Proposed Legislation Would Give JCPS Superintendent Greater Authority
February 15, 2019 – A Kentucky legislator is introducing legislation that would give JCPS Superintendent Marty Pollio greater authority over the largest school district in the state. The legislation would give the superintendent the power to hire and fire principals and demote senior central office staff. The district has just come through a tumultuous year.
Legislation Would Allow Parents to Opt Students out of State Testing
February 13, 2019 – “House Bill 331, sponsored by Jefferson County Republicans Rep. Jason Nemes and Rep. David Osborne, would let parents pull their students out of ‘high-stakes’ state tests like KPREP, and districts would be required to notify parents of the opt-out option, plus have policies in place should a parent choose to go that route.”
Commissioner Supports Minimum Graduation Requirements
February 12, 2019 – New graduation requirements give students entering high school the chance to take more classes geared toward their plans after graduation. The state’s education commissioner recently testified in support of amendments to 704 KAR3:305, proposed minimum high school graduation requirements that were passed by the Kentucky Board of Education in December.
School District to Close
February 12, 2019 – The Silver Grove Independent School District will close, bringing the number of districts in the state to 172. There is a possibility the district with merge with the Campbell County School district in Northern Kentucky, pending a vote by the Campbell County school board at its next meeting.
STEM Education a Priority
February 13, 2019 – Governor Bill Lee is proposing $4 million be used to boost STEM education, including the creation of statewide K-8 computer science standards. His goal is for Tennessee to be on of the top 25 states for job creation in STEM areas by 2025.
MNPS Board Calls for Investigation
February 13, 2019 – The Metro Nashville Public School Board is weighing whether to move forward with an outside investigation of the possible violation of purchasing rules in business contracts with vendors.
Students in Need of Remedial Lessons
February 13, 2019 – “Data released to the Tennessee Senate Education Committee on Wednesday shows that 46 percent of the 33,000 high school graduates who were set to enroll in Tennessee’s public colleges at the end of the 2016-2017 school year required remedial math training. A total of 33 percent did so with reading.”
Encouraging Vocational Training in Tennessee
February 13, 2019 – Leaders in Johnson County are backing a resolution urging the state legislature to allow students to use the ACT National Career Readiness Certificate Examination instead of using their retake option for the ACT or SAT. They believe this will expand opportunities for students by allowing them to demonstrate their credentials and employability.
New Commissioner Completes First Week on the Job
February 8, 2019 – Tennessee’s new commissioner praised the state’s academic gains of the last decade and promises to keep this momentum moving forward by supporting school communities.
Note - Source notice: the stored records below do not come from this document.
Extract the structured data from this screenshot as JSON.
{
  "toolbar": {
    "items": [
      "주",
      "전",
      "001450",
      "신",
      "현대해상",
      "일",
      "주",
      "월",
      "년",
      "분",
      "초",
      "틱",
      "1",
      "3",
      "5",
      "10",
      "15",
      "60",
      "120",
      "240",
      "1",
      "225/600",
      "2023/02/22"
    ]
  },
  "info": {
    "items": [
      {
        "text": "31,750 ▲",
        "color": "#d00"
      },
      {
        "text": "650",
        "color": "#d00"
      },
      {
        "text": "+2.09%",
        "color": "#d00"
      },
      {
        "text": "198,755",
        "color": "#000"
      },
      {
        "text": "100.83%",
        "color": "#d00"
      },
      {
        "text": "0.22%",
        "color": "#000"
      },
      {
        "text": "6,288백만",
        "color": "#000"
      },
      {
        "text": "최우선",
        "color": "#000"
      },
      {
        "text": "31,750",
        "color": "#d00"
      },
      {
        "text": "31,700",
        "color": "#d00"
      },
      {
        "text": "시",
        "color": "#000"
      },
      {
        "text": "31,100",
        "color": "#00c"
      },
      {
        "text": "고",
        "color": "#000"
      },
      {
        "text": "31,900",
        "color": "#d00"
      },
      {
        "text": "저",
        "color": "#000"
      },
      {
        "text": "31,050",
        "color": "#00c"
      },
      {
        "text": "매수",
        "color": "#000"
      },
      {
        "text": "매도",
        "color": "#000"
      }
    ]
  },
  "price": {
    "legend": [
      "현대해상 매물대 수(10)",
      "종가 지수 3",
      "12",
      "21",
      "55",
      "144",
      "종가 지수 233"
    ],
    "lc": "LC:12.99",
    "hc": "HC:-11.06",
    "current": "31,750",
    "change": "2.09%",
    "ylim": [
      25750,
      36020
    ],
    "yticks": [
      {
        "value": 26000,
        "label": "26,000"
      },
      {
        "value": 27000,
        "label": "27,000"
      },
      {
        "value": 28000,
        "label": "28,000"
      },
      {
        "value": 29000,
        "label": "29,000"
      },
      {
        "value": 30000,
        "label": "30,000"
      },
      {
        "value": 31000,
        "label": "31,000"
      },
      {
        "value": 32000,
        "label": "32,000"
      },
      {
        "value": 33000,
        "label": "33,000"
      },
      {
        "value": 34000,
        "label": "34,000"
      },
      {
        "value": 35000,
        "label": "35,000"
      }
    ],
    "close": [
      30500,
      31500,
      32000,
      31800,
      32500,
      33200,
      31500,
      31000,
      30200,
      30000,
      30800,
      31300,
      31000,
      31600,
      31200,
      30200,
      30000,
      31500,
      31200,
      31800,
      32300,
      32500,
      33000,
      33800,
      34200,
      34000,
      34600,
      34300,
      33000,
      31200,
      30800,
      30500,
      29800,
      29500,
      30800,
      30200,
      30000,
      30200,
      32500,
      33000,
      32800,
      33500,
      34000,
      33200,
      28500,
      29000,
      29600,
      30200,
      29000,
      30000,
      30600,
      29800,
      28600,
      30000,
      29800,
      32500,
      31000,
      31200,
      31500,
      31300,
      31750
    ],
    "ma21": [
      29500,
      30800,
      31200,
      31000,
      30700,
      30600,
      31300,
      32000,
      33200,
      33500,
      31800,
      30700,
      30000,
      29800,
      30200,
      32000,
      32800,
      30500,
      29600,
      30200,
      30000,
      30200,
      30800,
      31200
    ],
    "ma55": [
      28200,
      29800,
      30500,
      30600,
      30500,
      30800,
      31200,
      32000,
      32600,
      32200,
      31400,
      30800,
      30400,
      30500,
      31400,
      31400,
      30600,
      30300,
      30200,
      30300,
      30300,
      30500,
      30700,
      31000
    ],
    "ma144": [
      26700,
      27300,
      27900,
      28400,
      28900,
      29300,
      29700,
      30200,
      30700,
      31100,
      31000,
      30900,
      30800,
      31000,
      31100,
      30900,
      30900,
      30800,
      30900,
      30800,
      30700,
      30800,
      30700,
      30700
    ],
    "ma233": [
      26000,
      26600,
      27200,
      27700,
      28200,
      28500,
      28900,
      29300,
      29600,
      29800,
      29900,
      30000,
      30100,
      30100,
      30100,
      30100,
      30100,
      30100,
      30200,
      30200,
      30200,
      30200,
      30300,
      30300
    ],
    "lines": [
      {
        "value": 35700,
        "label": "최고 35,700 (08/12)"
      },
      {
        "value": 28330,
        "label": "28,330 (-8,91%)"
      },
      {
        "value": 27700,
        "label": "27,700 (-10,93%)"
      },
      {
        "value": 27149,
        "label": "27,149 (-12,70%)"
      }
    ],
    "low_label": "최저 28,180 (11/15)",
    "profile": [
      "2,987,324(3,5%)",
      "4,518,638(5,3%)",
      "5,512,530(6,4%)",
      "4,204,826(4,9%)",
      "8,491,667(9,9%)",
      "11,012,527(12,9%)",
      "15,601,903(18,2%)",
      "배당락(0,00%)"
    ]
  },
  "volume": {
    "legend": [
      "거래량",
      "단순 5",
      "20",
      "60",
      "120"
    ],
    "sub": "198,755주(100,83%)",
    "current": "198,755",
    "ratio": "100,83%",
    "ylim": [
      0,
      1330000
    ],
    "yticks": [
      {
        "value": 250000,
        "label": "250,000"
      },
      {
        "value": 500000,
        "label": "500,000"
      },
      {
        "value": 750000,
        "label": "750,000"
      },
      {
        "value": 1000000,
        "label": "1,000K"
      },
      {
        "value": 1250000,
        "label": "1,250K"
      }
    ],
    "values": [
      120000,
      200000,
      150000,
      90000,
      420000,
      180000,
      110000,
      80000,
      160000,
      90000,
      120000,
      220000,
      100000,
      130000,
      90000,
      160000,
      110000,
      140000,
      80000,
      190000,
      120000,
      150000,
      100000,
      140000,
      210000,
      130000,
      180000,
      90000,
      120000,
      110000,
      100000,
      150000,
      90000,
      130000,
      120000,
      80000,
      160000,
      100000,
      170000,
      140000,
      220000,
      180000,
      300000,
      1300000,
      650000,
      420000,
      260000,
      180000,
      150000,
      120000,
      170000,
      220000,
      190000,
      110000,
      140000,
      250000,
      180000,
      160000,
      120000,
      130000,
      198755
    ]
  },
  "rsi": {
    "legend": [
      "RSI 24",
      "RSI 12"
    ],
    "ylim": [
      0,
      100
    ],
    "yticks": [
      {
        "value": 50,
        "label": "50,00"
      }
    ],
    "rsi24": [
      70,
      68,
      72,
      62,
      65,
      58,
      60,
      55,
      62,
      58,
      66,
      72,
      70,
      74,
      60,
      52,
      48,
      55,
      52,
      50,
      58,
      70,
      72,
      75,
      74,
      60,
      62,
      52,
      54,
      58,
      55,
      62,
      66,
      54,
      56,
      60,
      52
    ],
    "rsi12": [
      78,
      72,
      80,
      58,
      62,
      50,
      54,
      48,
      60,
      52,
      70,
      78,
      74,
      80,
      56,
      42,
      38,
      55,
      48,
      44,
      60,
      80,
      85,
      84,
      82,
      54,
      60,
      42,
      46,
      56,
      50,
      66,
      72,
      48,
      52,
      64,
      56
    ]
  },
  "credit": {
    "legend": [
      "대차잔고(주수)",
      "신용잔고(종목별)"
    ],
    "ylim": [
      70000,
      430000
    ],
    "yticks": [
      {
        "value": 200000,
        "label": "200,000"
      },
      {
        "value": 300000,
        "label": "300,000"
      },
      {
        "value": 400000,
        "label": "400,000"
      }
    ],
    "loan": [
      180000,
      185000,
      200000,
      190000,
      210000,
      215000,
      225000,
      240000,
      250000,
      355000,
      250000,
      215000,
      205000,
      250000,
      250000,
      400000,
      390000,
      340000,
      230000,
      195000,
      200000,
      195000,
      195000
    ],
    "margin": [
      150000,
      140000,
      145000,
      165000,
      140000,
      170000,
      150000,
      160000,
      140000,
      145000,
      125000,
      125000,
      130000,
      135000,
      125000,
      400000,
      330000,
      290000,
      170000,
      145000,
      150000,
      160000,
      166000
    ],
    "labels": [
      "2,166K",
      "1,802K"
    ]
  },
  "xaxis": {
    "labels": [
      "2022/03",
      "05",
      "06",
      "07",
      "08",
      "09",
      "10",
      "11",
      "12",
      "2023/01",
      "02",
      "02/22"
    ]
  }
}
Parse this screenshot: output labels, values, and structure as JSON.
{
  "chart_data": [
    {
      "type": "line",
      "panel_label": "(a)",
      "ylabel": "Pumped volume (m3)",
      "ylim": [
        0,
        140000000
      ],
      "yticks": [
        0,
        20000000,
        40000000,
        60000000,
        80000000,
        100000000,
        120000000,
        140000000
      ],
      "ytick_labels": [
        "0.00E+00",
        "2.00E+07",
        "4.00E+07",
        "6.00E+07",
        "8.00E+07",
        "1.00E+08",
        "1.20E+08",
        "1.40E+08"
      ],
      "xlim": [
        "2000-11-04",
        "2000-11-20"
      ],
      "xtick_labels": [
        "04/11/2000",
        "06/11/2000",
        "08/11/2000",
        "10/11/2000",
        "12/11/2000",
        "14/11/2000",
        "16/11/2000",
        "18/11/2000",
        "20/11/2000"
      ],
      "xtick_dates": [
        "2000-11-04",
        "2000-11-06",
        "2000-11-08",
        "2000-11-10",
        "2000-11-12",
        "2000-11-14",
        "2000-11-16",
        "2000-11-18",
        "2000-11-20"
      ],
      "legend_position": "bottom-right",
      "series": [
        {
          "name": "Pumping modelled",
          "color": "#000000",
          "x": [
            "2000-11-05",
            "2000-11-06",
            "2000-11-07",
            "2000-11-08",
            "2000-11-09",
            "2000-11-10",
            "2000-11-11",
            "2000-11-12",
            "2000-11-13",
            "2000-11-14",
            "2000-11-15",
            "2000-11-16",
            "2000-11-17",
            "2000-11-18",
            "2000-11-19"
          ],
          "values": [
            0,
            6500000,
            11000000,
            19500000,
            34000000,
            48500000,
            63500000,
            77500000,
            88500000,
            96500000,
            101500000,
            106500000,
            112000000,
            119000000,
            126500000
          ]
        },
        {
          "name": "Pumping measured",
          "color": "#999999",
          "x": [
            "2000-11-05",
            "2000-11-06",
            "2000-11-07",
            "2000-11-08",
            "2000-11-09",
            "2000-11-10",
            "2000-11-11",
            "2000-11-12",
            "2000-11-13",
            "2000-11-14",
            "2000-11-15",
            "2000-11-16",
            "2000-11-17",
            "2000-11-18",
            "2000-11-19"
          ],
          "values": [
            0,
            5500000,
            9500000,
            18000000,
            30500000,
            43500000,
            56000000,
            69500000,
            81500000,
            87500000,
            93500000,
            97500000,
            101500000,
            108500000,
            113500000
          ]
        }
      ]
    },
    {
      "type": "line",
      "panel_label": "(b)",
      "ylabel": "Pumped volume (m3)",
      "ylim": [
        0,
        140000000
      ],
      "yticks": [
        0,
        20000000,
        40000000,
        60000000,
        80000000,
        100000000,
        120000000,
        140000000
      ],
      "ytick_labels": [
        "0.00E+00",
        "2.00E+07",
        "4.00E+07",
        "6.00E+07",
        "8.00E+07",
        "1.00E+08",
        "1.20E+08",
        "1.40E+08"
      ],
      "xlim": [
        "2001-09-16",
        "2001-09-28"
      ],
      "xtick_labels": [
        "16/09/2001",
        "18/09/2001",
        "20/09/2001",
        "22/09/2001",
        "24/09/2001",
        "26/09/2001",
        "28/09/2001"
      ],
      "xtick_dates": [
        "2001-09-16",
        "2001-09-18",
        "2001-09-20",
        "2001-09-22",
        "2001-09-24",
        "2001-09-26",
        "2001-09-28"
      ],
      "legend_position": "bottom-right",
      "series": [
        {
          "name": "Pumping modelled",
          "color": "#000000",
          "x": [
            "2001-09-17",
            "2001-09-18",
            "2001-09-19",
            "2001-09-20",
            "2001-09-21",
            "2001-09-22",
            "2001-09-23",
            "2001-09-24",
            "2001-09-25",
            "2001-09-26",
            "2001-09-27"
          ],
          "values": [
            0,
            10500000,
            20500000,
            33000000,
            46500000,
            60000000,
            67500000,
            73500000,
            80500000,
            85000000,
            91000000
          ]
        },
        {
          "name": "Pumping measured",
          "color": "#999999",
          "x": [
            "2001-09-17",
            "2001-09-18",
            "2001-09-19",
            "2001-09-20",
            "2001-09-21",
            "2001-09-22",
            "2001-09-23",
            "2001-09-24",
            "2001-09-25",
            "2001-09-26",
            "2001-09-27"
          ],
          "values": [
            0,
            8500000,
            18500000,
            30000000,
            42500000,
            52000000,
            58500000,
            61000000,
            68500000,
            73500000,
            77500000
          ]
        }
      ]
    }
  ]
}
She is visiting schools across the state to “listen and learn” about successes and needs.
Proposed Budget Would Negatively Impact Rural Schools
February 13, 2019 – “The proposed Virginia House of Delegates budget would pull nearly $5 million from impoverished rural school districts and redistribute the funds to mostly wealthier areas, according to the Coalition of Small and Rural Schools of Virginia. Lawmakers in Richmond presently have three spending plans: a governor’s budget that puts more money into the At-Risk Add On program aiding divisions with higher poverty rates, a House plan that would strip many of those funds away and apportion more lottery funds for education and a Senate version that also reduces total funding.”
House Passes Reform Bill on Third Reading
February 14, 2019 – By a 71-29 vote, the West Virginia House has passed a controversial education reform bill on its third and final reading. The bill now moves to a Senate/House conference committee where members will try to come to some agreement on differences.
Public Hearings Well Attended
February 11, 2019 – Two public hearings regarding a complex education bill were well-attended. Dozens of speakers spoke out against the bill and expressed concern that educators were not consulted when the bill was drafted.
Possible Work Action Approved
February 9, 2019 – Authorization for possible work action, pending the results of action on an omnibus education bill, has been approved by three organizations in the state—AFT-WV, WVEA, and WVSSPA. Educators and union leaders around the state continue to closely watch action on the legislation.